Le sonnet est-il encore possible ?
A l'heure actuelle, est-il encore possible de s'exprimer au travers de formes classiques ? Sont-elles les réceptacles inévitables de l'esthétique poétique ou le sarcophage d'une poésie vivante ?
Il est communément admis que la poésie est un art ivre de liberté, que le poète est libre. Alors, le sonnet, comme toute autre forme, est apte à être le contenant de la poésie actuelle. Néanmoins, je n'en suis pas persuadée. Bien entendu, une contrainte d’écriture peut mener à un exercice formel qui aura peut-être parfois une dimension artistique mais… je ne pense pas qu’on puisse décemment prétendre aujourd’hui avoir une démarche artistique en n’écrivant que des sonnets (bon c’est pour citer la forme classique la plus connue, mais c’est valable pour les autres aussi…).
En réfléchissant un peu aux formes du passé, on peut comprendre leur formation, leur succès et donc leur déclin. Peut-être certaines d’entre elles seront susceptibles de traverser le temps (énorme succès au 15ème et 16ème siècles, renouveau épatant au 19ème pour le sonnet, par exemple) ou l’espace (le haïku produit d’exportation numéro 1 du Japon ! ;-))… avant de disparaître à nouveau… Car les formes sont le reflet du fond, et lorsque la correspondance entre les deux touchent la perfection alors le chef d’œuvre peut apparaître.
Les plus beaux chefs d’œuvre n’ont pas été conçus dans le respect des gabarits : ils ont eux-mêmes créé les gabarits ! Ils sont ensuite reproduits, réinterprétés jusqu’à ce qu’une nouvelle forme apparaisse, une forme plus apte à rendre le monde contemporain, à questionner, une forme plus adéquate. Le besoin crée la forme, la forme si elle est réussie crée la règle, la règle un jour, ne répondant plus aux besoins sera détruite par une nouvelle forme. Ainsi, Baudelaire a cherché une forme propre à rendre au mieux ses sentiments et a dû inventer un langage « assez souple et assez heurté pour s’adapter aux mouvements lyriques de l’âme, aux ondulations de la rêverie, aux soubresauts de la conscience » (Lettre à Arsène Houssaye - Baudelaire). Ainsi est né le poème en prose…

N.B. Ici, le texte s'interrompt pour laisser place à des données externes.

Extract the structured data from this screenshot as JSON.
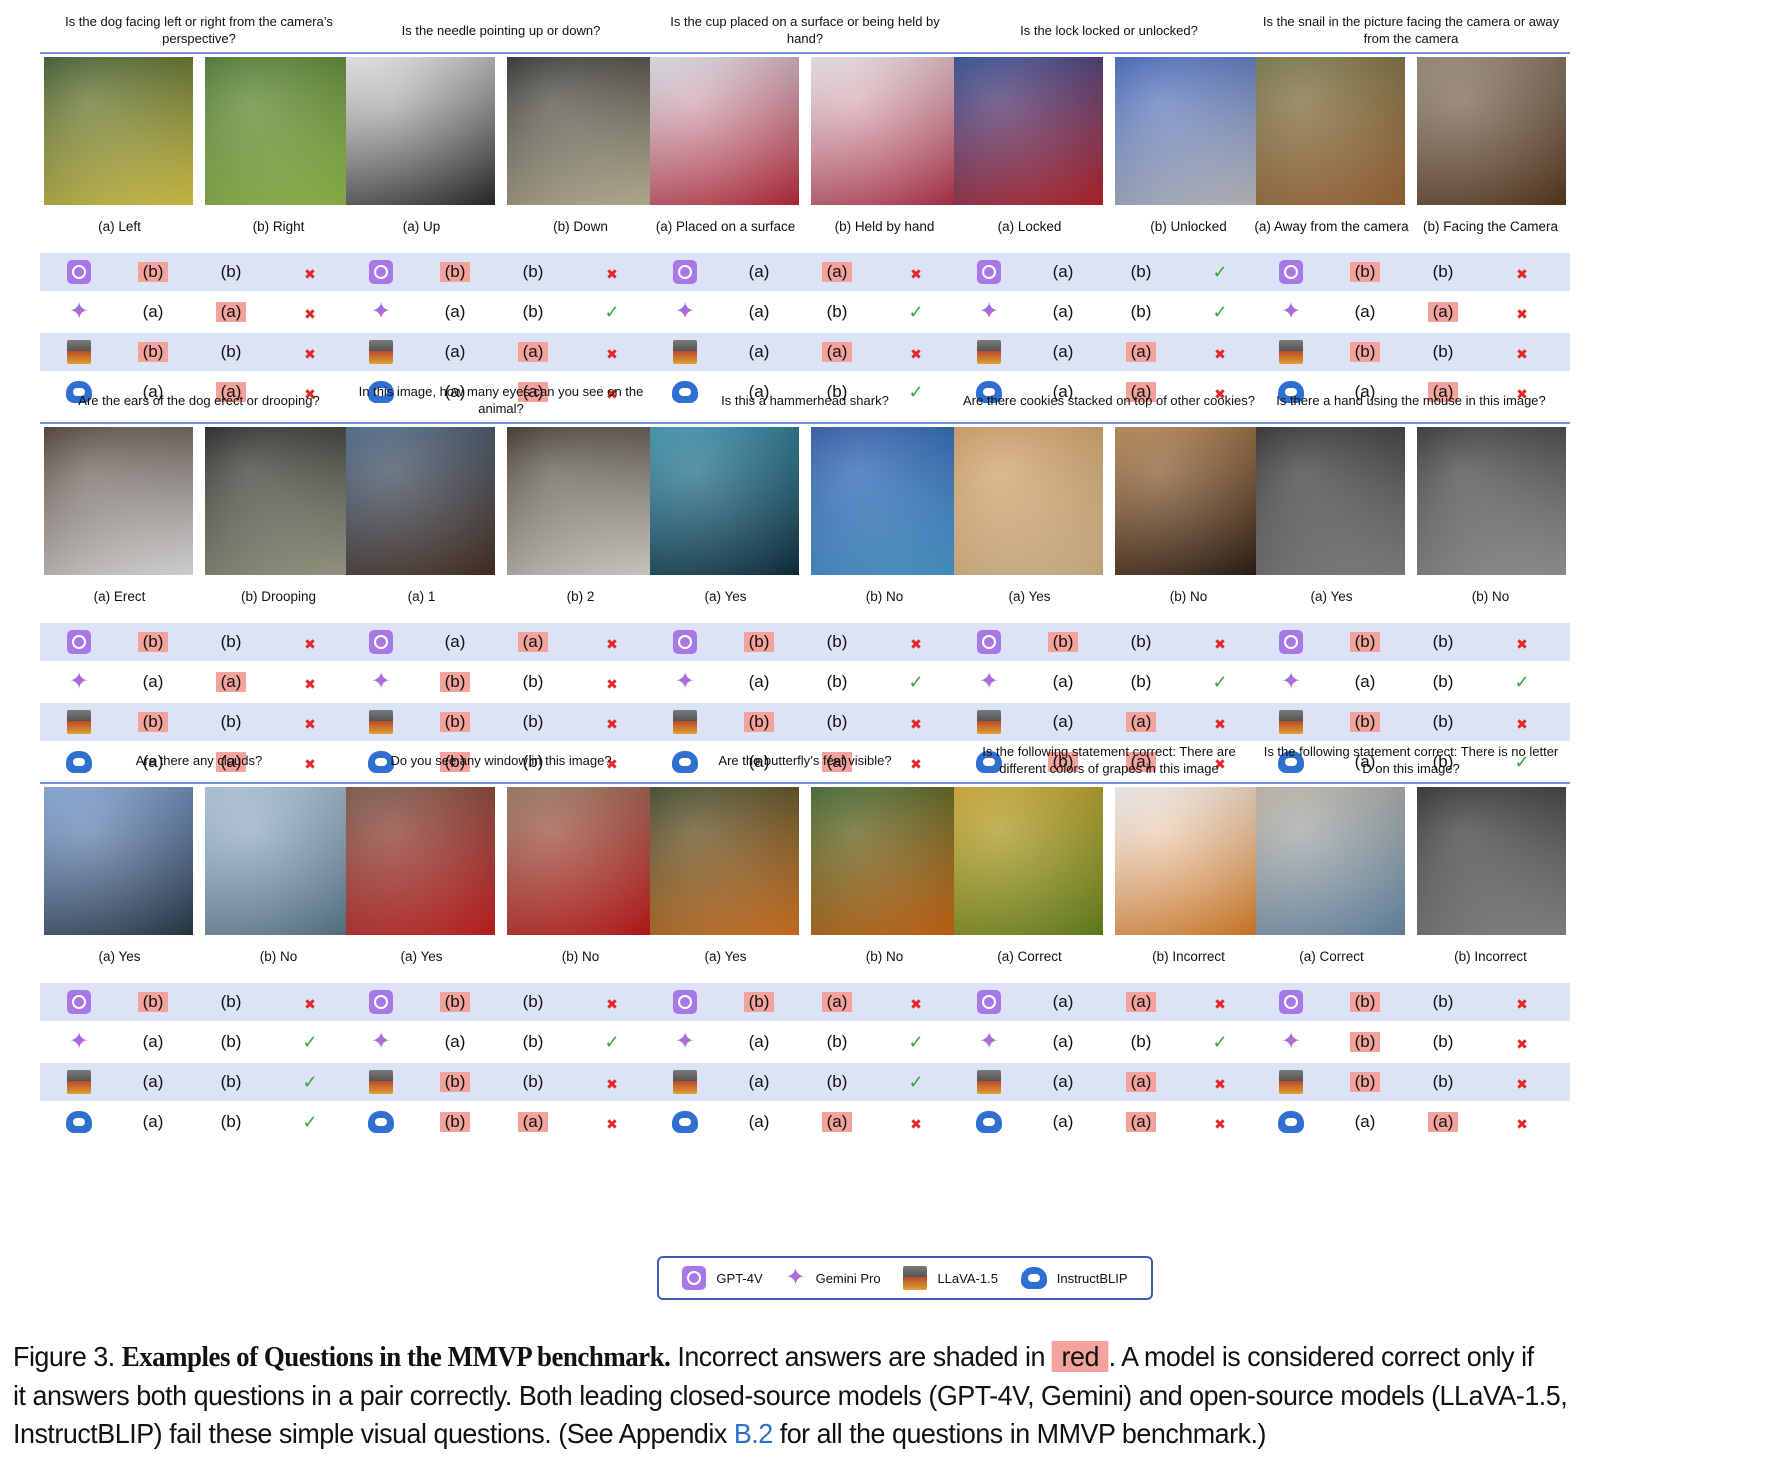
{
  "legend": {
    "items": [
      {
        "icon": "gpt4v-icon",
        "label": "GPT-4V"
      },
      {
        "icon": "gemini-pro-icon",
        "label": "Gemini Pro"
      },
      {
        "icon": "llava-icon",
        "label": "LLaVA-1.5"
      },
      {
        "icon": "instructblip-icon",
        "label": "InstructBLIP"
      }
    ]
  },
  "models": [
    "gpt4v",
    "gemini",
    "llava",
    "instructblip"
  ],
  "panels": [
    {
      "question": "Is the dog facing left or right from the camera’s perspective?",
      "opt_a": "(a) Left",
      "opt_b": "(b) Right",
      "img_a": [
        "#2b4a1a",
        "#e5d24a"
      ],
      "img_b": [
        "#3d6b1f",
        "#9bc34a"
      ],
      "rows": [
        [
          "(b)",
          true,
          "(b)",
          false,
          "x"
        ],
        [
          "(a)",
          false,
          "(a)",
          true,
          "x"
        ],
        [
          "(b)",
          true,
          "(b)",
          false,
          "x"
        ],
        [
          "(a)",
          false,
          "(a)",
          true,
          "x"
        ]
      ]
    },
    {
      "question": "Is the needle pointing up or down?",
      "opt_a": "(a) Up",
      "opt_b": "(b) Down",
      "img_a": [
        "#e8e8e8",
        "#2a2a2a"
      ],
      "img_b": [
        "#1d1d1d",
        "#c9c2a0"
      ],
      "rows": [
        [
          "(b)",
          true,
          "(b)",
          false,
          "x"
        ],
        [
          "(a)",
          false,
          "(b)",
          false,
          "ok"
        ],
        [
          "(a)",
          false,
          "(a)",
          true,
          "x"
        ],
        [
          "(a)",
          false,
          "(a)",
          true,
          "x"
        ]
      ]
    },
    {
      "question": "Is the cup placed on a surface or being held by hand?",
      "opt_a": "(a) Placed on a surface",
      "opt_b": "(b) Held by hand",
      "img_a": [
        "#d6dde6",
        "#c0283a"
      ],
      "img_b": [
        "#e6e4e6",
        "#b73049"
      ],
      "rows": [
        [
          "(a)",
          false,
          "(a)",
          true,
          "x"
        ],
        [
          "(a)",
          false,
          "(b)",
          false,
          "ok"
        ],
        [
          "(a)",
          false,
          "(a)",
          true,
          "x"
        ],
        [
          "(a)",
          false,
          "(b)",
          false,
          "ok"
        ]
      ]
    },
    {
      "question": "Is the lock locked or unlocked?",
      "opt_a": "(a) Locked",
      "opt_b": "(b) Unlocked",
      "img_a": [
        "#1a3d8a",
        "#c1242a"
      ],
      "img_b": [
        "#2f57b5",
        "#c8c8c8"
      ],
      "rows": [
        [
          "(a)",
          false,
          "(b)",
          false,
          "ok"
        ],
        [
          "(a)",
          false,
          "(b)",
          false,
          "ok"
        ],
        [
          "(a)",
          false,
          "(a)",
          true,
          "x"
        ],
        [
          "(a)",
          false,
          "(a)",
          true,
          "x"
        ]
      ]
    },
    {
      "question": "Is the snail in the picture facing the camera or away from the camera",
      "opt_a": "(a) Away from the camera",
      "opt_b": "(b) Facing the Camera",
      "img_a": [
        "#6b6b3a",
        "#a56a38"
      ],
      "img_b": [
        "#8a7a6a",
        "#5a3a20"
      ],
      "rows": [
        [
          "(b)",
          true,
          "(b)",
          false,
          "x"
        ],
        [
          "(a)",
          false,
          "(a)",
          true,
          "x"
        ],
        [
          "(b)",
          true,
          "(b)",
          false,
          "x"
        ],
        [
          "(a)",
          false,
          "(a)",
          true,
          "x"
        ]
      ]
    },
    {
      "question": "Are the ears of the dog erect or drooping?",
      "opt_a": "(a) Erect",
      "opt_b": "(b) Drooping",
      "img_a": [
        "#3a2a20",
        "#f0f0f0"
      ],
      "img_b": [
        "#101010",
        "#a8a890"
      ],
      "rows": [
        [
          "(b)",
          true,
          "(b)",
          false,
          "x"
        ],
        [
          "(a)",
          false,
          "(a)",
          true,
          "x"
        ],
        [
          "(b)",
          true,
          "(b)",
          false,
          "x"
        ],
        [
          "(a)",
          false,
          "(a)",
          true,
          "x"
        ]
      ]
    },
    {
      "question": "In this image, how many eyes can you see on the animal?",
      "opt_a": "(a) 1",
      "opt_b": "(b) 2",
      "img_a": [
        "#3a5a7a",
        "#4a3020"
      ],
      "img_b": [
        "#2a2018",
        "#e8e4dc"
      ],
      "rows": [
        [
          "(a)",
          false,
          "(a)",
          true,
          "x"
        ],
        [
          "(b)",
          true,
          "(b)",
          false,
          "x"
        ],
        [
          "(b)",
          true,
          "(b)",
          false,
          "x"
        ],
        [
          "(b)",
          true,
          "(b)",
          false,
          "x"
        ]
      ]
    },
    {
      "question": "Is this a hammerhead shark?",
      "opt_a": "(a) Yes",
      "opt_b": "(b) No",
      "img_a": [
        "#2a8aa8",
        "#0f3040"
      ],
      "img_b": [
        "#1a4aa0",
        "#4aa0d8"
      ],
      "rows": [
        [
          "(b)",
          true,
          "(b)",
          false,
          "x"
        ],
        [
          "(a)",
          false,
          "(b)",
          false,
          "ok"
        ],
        [
          "(b)",
          true,
          "(b)",
          false,
          "x"
        ],
        [
          "(a)",
          false,
          "(a)",
          true,
          "x"
        ]
      ]
    },
    {
      "question": "Are there cookies stacked on top of other cookies?",
      "opt_a": "(a) Yes",
      "opt_b": "(b) No",
      "img_a": [
        "#c89458",
        "#e0c090"
      ],
      "img_b": [
        "#b07a40",
        "#2a1a10"
      ],
      "rows": [
        [
          "(b)",
          true,
          "(b)",
          false,
          "x"
        ],
        [
          "(a)",
          false,
          "(b)",
          false,
          "ok"
        ],
        [
          "(a)",
          false,
          "(a)",
          true,
          "x"
        ],
        [
          "(b)",
          true,
          "(a)",
          true,
          "x"
        ]
      ]
    },
    {
      "question": "Is there a hand using the mouse in this image?",
      "opt_a": "(a) Yes",
      "opt_b": "(b) No",
      "img_a": [
        "#1a1a1a",
        "#8a8a8a"
      ],
      "img_b": [
        "#202020",
        "#a0a0a0"
      ],
      "rows": [
        [
          "(b)",
          true,
          "(b)",
          false,
          "x"
        ],
        [
          "(a)",
          false,
          "(b)",
          false,
          "ok"
        ],
        [
          "(b)",
          true,
          "(b)",
          false,
          "x"
        ],
        [
          "(a)",
          false,
          "(b)",
          false,
          "ok"
        ]
      ]
    },
    {
      "question": "Are there any clouds?",
      "opt_a": "(a) Yes",
      "opt_b": "(b) No",
      "img_a": [
        "#7aa0d8",
        "#2a3a4a"
      ],
      "img_b": [
        "#a8c0d8",
        "#5a7a90"
      ],
      "rows": [
        [
          "(b)",
          true,
          "(b)",
          false,
          "x"
        ],
        [
          "(a)",
          false,
          "(b)",
          false,
          "ok"
        ],
        [
          "(a)",
          false,
          "(b)",
          false,
          "ok"
        ],
        [
          "(a)",
          false,
          "(b)",
          false,
          "ok"
        ]
      ]
    },
    {
      "question": "Do you see any window in this image?",
      "opt_a": "(a) Yes",
      "opt_b": "(b) No",
      "img_a": [
        "#6a4a38",
        "#d02020"
      ],
      "img_b": [
        "#8a6a50",
        "#c81818"
      ],
      "rows": [
        [
          "(b)",
          true,
          "(b)",
          false,
          "x"
        ],
        [
          "(a)",
          false,
          "(b)",
          false,
          "ok"
        ],
        [
          "(b)",
          true,
          "(b)",
          false,
          "x"
        ],
        [
          "(b)",
          true,
          "(a)",
          true,
          "x"
        ]
      ]
    },
    {
      "question": "Are the butterfly’s feet visible?",
      "opt_a": "(a) Yes",
      "opt_b": "(b) No",
      "img_a": [
        "#2a3a1a",
        "#e07a20"
      ],
      "img_b": [
        "#2a5a1a",
        "#d86a10"
      ],
      "rows": [
        [
          "(b)",
          true,
          "(a)",
          true,
          "x"
        ],
        [
          "(a)",
          false,
          "(b)",
          false,
          "ok"
        ],
        [
          "(a)",
          false,
          "(b)",
          false,
          "ok"
        ],
        [
          "(a)",
          false,
          "(a)",
          true,
          "x"
        ]
      ]
    },
    {
      "question": "Is the following statement correct: There are different colors of grapes in this image",
      "opt_a": "(a) Correct",
      "opt_b": "(b) Incorrect",
      "img_a": [
        "#c8a020",
        "#6a8a20"
      ],
      "img_b": [
        "#f0f0f0",
        "#e08020"
      ],
      "rows": [
        [
          "(a)",
          false,
          "(a)",
          true,
          "x"
        ],
        [
          "(a)",
          false,
          "(b)",
          false,
          "ok"
        ],
        [
          "(a)",
          false,
          "(a)",
          true,
          "x"
        ],
        [
          "(a)",
          false,
          "(a)",
          true,
          "x"
        ]
      ]
    },
    {
      "question": "Is the following statement correct: There is no letter D on this image?",
      "opt_a": "(a) Correct",
      "opt_b": "(b) Incorrect",
      "img_a": [
        "#b8b0a0",
        "#6a90b0"
      ],
      "img_b": [
        "#1a1a1a",
        "#909090"
      ],
      "rows": [
        [
          "(b)",
          true,
          "(b)",
          false,
          "x"
        ],
        [
          "(b)",
          true,
          "(b)",
          false,
          "x"
        ],
        [
          "(b)",
          true,
          "(b)",
          false,
          "x"
        ],
        [
          "(a)",
          false,
          "(a)",
          true,
          "x"
        ]
      ]
    }
  ],
  "caption": {
    "label": "Figure 3.",
    "title": "Examples of Questions in the MMVP benchmark.",
    "text1": "Incorrect answers are shaded in",
    "red_word": "red",
    "text2": ". A model is considered correct only if",
    "line2": "it answers both questions in a pair correctly. Both leading closed-source models (GPT-4V, Gemini) and open-source models (LLaVA-1.5,",
    "line3a": "InstructBLIP) fail these simple visual questions. (See Appendix",
    "link": "B.2",
    "line3b": "for all the questions in MMVP benchmark.)"
  },
  "colors": {
    "wrong_shade": "#f4a29c",
    "row_shade": "#dde3f7",
    "accent_line": "#6f8fd8",
    "cross": "#e02828",
    "check": "#3aa63a"
  }
}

Partons du principe qu’un artiste communique sa vision du monde, elle-même un produit plus ou moins influencée par la société, par l’Histoire. Peut-on réellement penser qu’une forme apparemment parfaite pour le 15ème siècle le soit encore de nos jours ? Après le choc de la découverte de la conscience, de la théorie de l’évolution, de l’holocauste ? L’être humain poursuit son évolution. En considérant que l’ontogenèse rejoint la phylogenèse, considérons le fait d’écrire au 21ème siècle comme au 16ème siècle. Cela me paraît aussi insensé que de dire que l’on écrit de la même manière à 20 ans qu’à 40, car, quoi qu’on en dise, on ne pense pas de la même manière. Et c’est justement cette vision du monde qui se doit de transparaître par tous les aspects de la création. Par exemple, Ionesco a rendu l’absurdité du monde à travers l’incohérence de ses dialogues : fond et forme confondus.
Si la poésie paraît à ce point déstructurée de nos jours, semble parfois un pont dentelé jeté dans le silence, si on regarde cette recherche dans le derme du mot comme une psychanalyse du langage, peut-on honnêtement penser que cela ne reflète pas un peu le monde actuel ?
Ainsi, si toutes les formes sont possibles pour s’amuser à lire ou à écrire, je pense qu’une véritable démarche artistique s’inscrit dans une recherche formelle. Cela me paraît même inévitable.